Their story is one of the rags-to-riches, heartwarming stories of the art world.  Until 1998 or so, very few people had heard of Gee’s Bend Quilts.  A photograph of one of the quilts prompted an art collector (William Arnett) to search for the quilts and the quilters.  He found them at Gee’s Bend: a little river-locked farming community with a history that involves a former plantation, a hardscrabble life, a money-hungry loan collector, and a dam and reservoir that flooded most of the good farmland.

For generations, Gee’s Bend quilters has crafted quilts to keep their families warm, but with a distinct, interesting, modern style not usually found among quilters.  Like many quilters throughout history, Gee’s Bend quilters often used worn-out clothes or feed sacks to craft their quilts, but Gee’s Bend quilters did it with style.  It’s a lively, improvisational style more like painting than quilting.  It’s functional art: art designed to use, and to brighten lives and houses with a little beauty.

 

Arnett was influential in launching the quilters into the art world, starting with their first major exhibit at the Museum of Fine Arts in Houston TX.   The quilters went on to have exhibits all over the world, with art critics comparing their work to modern artists like Matisse and Klee.  Their work has been featured on a stamp, in a documentary, and even a children’s book that I highly recommend for young readers.  We found a copy at our local library, and I’m blown away by the illustrations in this book and I recognized some of the quilts from my research on the project.  (This link will take you to Amazon, please see my affiliate disclosure at the bottom of the page for more information.)

 

Today, the quilters continue to work as they always have.  They formed a quilter’s collective to sell their quilts, and quilting is their passion as well as their job.  As I learned more about the collective, I found out that the collective pools a share of each quilt’s sales to all collective members regardless of age or output – ensuring that retired quilters will still have a source of income.  It gave me a bit of the warm fuzzies – how many artists do you know that voluntarily hand over a chunk of their earnings to their teachers and mentors?  It’s an amazing way to live and work!

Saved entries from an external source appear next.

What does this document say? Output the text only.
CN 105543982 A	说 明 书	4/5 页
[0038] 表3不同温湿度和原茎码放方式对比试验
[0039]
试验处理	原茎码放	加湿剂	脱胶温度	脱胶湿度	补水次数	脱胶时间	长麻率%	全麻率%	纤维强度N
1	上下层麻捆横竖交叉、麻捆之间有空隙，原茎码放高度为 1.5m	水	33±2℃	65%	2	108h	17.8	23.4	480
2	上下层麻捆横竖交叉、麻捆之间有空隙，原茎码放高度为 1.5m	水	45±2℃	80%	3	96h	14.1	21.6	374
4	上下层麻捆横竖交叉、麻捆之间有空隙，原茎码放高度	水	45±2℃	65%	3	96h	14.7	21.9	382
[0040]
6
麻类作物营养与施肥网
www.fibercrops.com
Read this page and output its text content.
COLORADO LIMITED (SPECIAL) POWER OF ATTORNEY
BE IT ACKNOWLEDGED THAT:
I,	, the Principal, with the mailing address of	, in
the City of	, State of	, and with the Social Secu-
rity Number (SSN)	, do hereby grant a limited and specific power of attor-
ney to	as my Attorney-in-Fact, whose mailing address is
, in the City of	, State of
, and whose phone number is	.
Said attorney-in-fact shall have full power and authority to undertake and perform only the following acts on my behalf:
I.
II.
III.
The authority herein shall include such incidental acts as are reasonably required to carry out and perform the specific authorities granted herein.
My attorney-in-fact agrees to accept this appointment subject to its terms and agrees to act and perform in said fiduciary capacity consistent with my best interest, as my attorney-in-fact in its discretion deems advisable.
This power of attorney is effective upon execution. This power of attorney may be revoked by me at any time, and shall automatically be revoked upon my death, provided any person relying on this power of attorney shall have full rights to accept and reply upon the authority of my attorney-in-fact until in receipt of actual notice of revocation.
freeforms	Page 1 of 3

I love that the fame and steady quilting income allowed the quilters collective to expand and recapture their traditional art before it died out.  Many of the quilters were growing old or retiring, and the younger generation was moving away from the small community in an attempt to find jobs.  The fame of the quilts changed that: it allowed the masters of their craft to train and help the next generation to continue this almost lost art.  It’s a great lesson in why we should support the arts – because if artists cannot work, then we lose so much richness, beauty, tradition, and wonder from our lives.

On a side note, if you happen to live in Alabama close to Gee’s Bend, the collective does talks, tours, and demonstrations of quilting.  Field trip!  Their website and Facebook page  are not very active, but do have some contact information. Most tourist websites recommend calling first before going, as the quilters do not have a set schedule.  According to some of the articles that I read, the Gee’s Bend (Boykin) community is eager to draw tourism to their area and welcomes visitors.